“We were able to use what we learned from the NASA three-port converter work and use it to help implement our battery charge algorithms on the X-90 while also implementing MPPT on the solar panel,” Elmes says. The result, he says, is ApECOR’s product charges batteries at least 30 percent faster than comparative devices using the same solar panel. This kind of speed is a particular advantage for one of ApECOR’s target customers, the military, providing a means of quickly and efficiently charging the batteries used for radios and other devices in the field.
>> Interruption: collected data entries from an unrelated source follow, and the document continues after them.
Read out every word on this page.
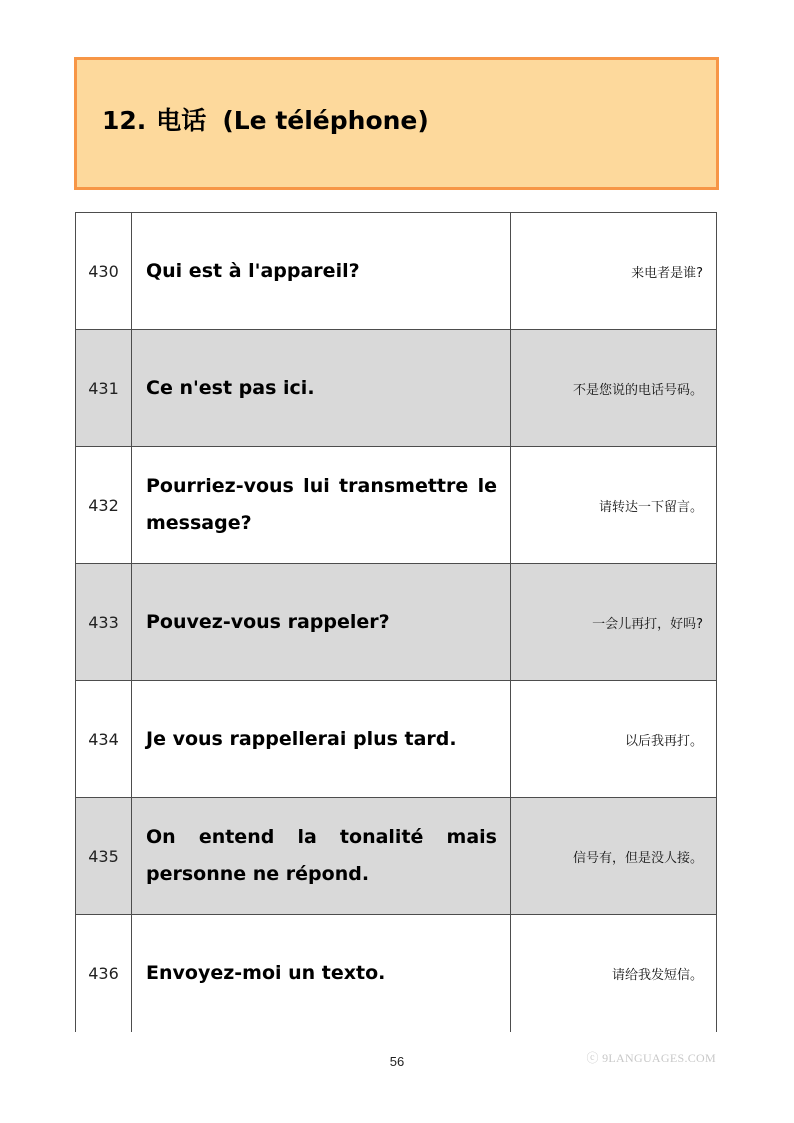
12. 电话 (Le téléphone)
430	Qui est à l'appareil?	来电者是谁?
431	Ce n'est pas ici.	不是您说的电话号码。
432	Pourriez-vous lui transmettre le message?	请转达一下留言。
433	Pouvez-vous rappeler?	一会儿再打，好吗?
434	Je vous rappellerai plus tard.	以后我再打。
435	On entend la tonalité mais personne ne répond.	信号有，但是没人接。
436	Envoyez-moi un texto.	请给我发短信。
56	ⓒ 9LANGUAGES.COM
Elmes says the NASA-derived X-90 is a promising addition to ApECOR’s offerings, and that other potential applications for the technology include providing power through solar or wind sources in rural farming areas in developing countries and allowing for the remote operation of irrigation pumps. The company is also engaged in another SBIR project with Glenn, working to develop high temperature semiconductors for applications in space, where extreme temperatures are the norm. This project could result in numerous terrestrial uses related to eliminating the problem of heat generated by powerful electronics—using temperature-tolerant semiconductors, costly and space-consuming elements like heat sinks and liquid coolant systems could be downsized or eliminated.
“It’s hard for small businesses to pursue work like this that could have a major economic benefit down the road but is currently risky and difficult,” Elmes says. “The combination at NASA, where they have a very strong team of people who understand where the technology is going and can see where there are technological needs, provides a big benefit.”